Erst in den achtziger Jahren habe die Tabaklobby diese Verteidigungslinie aufgegeben, um nun das genaue Gegenteil zu behaupten: Jedermann sei über die Gefahren des Rauchens im Bild gewesen und mithin der Vorwurf einer willentlichen Täuschung haltlos. Um die neue Version vor Gericht durchzusetzen, waren nicht mehr Pneumologen, sondern Historiker gefragt, und so eröffnete sich für eine Reihe von Proctors Kollegen die Möglichkeit, als Zeugen der Tabaklobby ein Zubrot zu verdienen. Proctor stellt die Professoren einzeln an den Pranger, wodurch ersichtlich wird, dass nicht nur Nobodys aus Provinzuniversitäten, sondern auch Stars aus Harvard und Stanford der Versuchung erlagen. Die wenigsten von ihnen scheinen Überzeugungstäter gewesen zu sein, und einige forschten in Gebieten, die vor Gericht gar nicht gefragt waren.

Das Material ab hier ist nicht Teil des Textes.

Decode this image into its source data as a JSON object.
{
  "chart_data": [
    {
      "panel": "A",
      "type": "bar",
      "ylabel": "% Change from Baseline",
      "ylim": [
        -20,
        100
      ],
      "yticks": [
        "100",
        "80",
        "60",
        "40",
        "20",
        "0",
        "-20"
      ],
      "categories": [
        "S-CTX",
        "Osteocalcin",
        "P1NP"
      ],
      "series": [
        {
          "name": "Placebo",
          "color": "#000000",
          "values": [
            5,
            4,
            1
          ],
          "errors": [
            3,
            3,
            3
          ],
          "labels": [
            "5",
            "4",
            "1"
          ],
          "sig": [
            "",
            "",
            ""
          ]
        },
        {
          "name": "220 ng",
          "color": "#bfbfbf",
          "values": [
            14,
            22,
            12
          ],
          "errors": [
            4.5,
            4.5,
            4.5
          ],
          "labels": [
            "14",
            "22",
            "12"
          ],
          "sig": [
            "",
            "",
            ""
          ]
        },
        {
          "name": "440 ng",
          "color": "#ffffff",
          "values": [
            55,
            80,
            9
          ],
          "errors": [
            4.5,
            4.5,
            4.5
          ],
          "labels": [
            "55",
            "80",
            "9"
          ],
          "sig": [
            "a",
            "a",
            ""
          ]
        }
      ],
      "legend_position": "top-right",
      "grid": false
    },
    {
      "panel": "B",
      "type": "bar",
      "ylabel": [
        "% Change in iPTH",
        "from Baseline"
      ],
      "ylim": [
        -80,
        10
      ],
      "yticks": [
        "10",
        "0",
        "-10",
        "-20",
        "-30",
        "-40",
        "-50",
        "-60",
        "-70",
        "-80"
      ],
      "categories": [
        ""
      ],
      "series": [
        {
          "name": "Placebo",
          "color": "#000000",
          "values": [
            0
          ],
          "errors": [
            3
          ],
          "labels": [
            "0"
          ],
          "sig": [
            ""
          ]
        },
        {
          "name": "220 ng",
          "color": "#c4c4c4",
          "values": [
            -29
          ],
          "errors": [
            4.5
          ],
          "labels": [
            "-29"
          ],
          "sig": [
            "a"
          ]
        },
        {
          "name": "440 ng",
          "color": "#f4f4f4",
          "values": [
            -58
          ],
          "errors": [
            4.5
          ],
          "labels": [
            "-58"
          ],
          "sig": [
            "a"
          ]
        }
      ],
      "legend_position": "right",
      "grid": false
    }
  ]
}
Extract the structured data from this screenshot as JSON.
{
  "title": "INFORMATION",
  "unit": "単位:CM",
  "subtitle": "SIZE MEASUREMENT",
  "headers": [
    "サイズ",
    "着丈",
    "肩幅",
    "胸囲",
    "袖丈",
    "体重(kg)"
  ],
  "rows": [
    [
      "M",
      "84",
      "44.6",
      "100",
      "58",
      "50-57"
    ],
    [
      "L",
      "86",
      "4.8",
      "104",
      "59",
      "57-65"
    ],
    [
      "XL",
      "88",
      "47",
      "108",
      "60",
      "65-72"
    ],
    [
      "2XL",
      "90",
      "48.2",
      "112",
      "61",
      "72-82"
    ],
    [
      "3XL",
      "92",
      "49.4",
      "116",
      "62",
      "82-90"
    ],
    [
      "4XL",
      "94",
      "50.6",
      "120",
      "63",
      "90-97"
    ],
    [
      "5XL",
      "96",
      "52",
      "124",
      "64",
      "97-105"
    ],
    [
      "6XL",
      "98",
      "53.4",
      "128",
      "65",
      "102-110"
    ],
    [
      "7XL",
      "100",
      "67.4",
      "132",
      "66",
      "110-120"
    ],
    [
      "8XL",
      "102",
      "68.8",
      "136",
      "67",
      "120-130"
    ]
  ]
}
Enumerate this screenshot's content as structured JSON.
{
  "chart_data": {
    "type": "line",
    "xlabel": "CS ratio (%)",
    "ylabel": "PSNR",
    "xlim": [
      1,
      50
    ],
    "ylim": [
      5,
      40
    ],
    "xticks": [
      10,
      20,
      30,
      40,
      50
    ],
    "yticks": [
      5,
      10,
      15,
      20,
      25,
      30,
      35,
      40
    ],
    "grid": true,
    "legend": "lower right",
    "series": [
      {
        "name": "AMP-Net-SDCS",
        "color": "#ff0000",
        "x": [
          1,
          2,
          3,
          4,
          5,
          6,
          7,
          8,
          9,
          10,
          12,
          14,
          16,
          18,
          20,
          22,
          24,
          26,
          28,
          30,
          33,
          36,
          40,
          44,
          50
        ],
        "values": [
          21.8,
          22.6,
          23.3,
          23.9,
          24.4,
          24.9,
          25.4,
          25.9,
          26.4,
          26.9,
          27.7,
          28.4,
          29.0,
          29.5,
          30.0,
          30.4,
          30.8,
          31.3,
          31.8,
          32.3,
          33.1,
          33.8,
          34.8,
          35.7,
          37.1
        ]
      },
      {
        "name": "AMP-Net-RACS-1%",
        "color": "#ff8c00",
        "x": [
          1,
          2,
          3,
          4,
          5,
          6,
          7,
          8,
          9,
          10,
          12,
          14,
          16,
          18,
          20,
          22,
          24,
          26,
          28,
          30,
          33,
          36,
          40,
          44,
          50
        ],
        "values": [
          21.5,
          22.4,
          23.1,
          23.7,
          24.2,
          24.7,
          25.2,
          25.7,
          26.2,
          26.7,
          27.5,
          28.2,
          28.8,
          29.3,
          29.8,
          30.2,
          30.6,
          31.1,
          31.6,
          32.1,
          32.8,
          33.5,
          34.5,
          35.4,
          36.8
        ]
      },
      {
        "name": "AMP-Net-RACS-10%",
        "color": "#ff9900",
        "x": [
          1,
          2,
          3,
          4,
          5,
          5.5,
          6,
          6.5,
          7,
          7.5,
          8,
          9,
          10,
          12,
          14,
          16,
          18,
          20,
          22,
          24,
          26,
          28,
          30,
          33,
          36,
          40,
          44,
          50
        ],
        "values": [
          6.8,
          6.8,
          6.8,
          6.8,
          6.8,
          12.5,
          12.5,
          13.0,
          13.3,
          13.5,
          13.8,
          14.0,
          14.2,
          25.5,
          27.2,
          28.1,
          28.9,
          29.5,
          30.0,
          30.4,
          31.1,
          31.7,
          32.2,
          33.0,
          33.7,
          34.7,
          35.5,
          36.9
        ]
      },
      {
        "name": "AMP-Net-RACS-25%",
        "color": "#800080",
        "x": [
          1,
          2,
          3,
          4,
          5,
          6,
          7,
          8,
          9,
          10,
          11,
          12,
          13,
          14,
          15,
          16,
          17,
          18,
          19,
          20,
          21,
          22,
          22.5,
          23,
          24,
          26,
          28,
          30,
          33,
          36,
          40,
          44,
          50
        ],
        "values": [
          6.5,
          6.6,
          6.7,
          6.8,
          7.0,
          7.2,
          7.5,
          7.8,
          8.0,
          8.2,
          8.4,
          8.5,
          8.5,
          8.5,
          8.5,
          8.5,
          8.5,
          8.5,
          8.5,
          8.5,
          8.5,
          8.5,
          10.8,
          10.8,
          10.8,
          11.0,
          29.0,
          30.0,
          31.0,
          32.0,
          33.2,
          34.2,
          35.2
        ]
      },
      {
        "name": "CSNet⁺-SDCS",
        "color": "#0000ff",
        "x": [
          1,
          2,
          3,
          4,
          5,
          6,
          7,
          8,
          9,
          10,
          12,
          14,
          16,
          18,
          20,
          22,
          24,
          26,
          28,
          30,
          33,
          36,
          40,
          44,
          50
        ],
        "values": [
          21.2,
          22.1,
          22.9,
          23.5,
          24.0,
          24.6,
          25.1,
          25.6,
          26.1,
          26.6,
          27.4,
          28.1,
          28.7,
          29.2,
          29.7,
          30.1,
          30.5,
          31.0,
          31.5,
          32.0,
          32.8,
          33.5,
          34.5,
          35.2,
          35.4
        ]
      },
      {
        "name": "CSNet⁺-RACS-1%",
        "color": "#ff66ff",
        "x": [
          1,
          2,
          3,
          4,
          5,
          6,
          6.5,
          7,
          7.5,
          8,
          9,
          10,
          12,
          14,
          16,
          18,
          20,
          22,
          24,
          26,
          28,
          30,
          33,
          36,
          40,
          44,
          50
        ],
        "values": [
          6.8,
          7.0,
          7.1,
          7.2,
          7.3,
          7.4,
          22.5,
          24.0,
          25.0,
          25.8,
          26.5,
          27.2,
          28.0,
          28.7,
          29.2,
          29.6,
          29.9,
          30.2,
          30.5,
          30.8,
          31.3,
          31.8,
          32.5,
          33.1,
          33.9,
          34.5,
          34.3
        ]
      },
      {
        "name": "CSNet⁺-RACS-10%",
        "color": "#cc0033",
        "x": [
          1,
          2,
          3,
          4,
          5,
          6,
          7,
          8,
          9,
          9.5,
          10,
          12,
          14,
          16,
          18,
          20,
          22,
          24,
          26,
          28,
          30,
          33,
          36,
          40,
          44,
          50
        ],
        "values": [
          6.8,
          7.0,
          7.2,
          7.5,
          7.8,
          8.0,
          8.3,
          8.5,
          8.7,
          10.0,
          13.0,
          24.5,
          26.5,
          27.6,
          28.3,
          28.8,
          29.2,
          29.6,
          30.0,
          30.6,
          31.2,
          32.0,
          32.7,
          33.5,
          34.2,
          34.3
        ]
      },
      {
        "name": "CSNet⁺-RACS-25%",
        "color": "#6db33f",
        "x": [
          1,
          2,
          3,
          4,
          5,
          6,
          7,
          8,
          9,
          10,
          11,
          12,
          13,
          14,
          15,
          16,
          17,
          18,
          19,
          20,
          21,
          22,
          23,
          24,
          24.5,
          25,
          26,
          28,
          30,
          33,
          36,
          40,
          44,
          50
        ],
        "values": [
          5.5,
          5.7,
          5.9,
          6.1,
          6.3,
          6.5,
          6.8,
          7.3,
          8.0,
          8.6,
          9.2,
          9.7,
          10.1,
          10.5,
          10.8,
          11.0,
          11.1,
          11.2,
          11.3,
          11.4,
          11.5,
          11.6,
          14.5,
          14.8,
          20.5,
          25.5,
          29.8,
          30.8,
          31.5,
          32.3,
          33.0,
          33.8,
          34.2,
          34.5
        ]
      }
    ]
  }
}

In den letzten Jahrzehnten stellt Proctor die amerikanischen Zigarettenfirmen als raffinierte Mördertruppe mit prall gefüllter Kriegskasse dar. Ganz abwegig ist das Bild nicht. Allein, wie so oft bei Verschwörungstheorien ist das Empörungspotential größer als die Erklärungskraft. Für ein vertieftes Verständnis der Vorgänge fehlt die Hälfte der Geschichte: jene der amerikanischen Antitabaklobby. Proctor blendet ihre Entstehung und Zusammensetzung ebenso aus wie ihren Aufstieg zu Macht, Reichtum und Ansehen. Damit weckt er, anders als im Kapitel über das Dritte Reich, den Eindruck, als sei der Kampf gegen das Rauchen nicht von Menschen mit bestimmten Ideologien und Interessen geführt worden, sondern von der Wahrheit selbst.

Dass dem nicht so war, verrät ein Absatz, in dem Proctor die Voraussetzungen für die gigantischen Ablassprozesse der achtziger und neunziger Jahre erwähnt. Zu ihren Hauptinitiatoren zählte die Asbestindustrie, die für die Krebserkrankungen der Fabrikangestellten deren Zigarettenkonsum verantwortlich machte und beim Sammeln von Beweismaterial erkannte, welch kolossalen Reibach die gerichtliche Verfolgung der Tabakkonzerne versprach.

Offenbar sind Gut und Böse in dieser Geschichte nicht so klar verteilt, wie es das Buch haben möchte, und es wäre angemessener, den gerichtlichen Grabenkrieg weniger als Kampf der wissenschaftlichen Wahrheit gegen die wissenschaftlich verhüllte Lüge zu beschreiben denn als Kollision von Ideologie und Gier. Weil Experten im amerikanischen Gerichtssystem nicht als Zeugen des Richters, sondern der Parteien auftreten, verkommt die Wissenschaft - den Plünderungen von beiden Seiten ausgeliefert, steht sie längst als Hauptopfer des Gerichtskrieges fest.

CASPAR HIRSCHI

Robert N. Proctor: "Golden Holocaust". Origins of the Cigarette Catastrophe and the Case for Abolition.

University of California Press, Kalifornien 2012. 737 S., geb., 37,80 [Euro].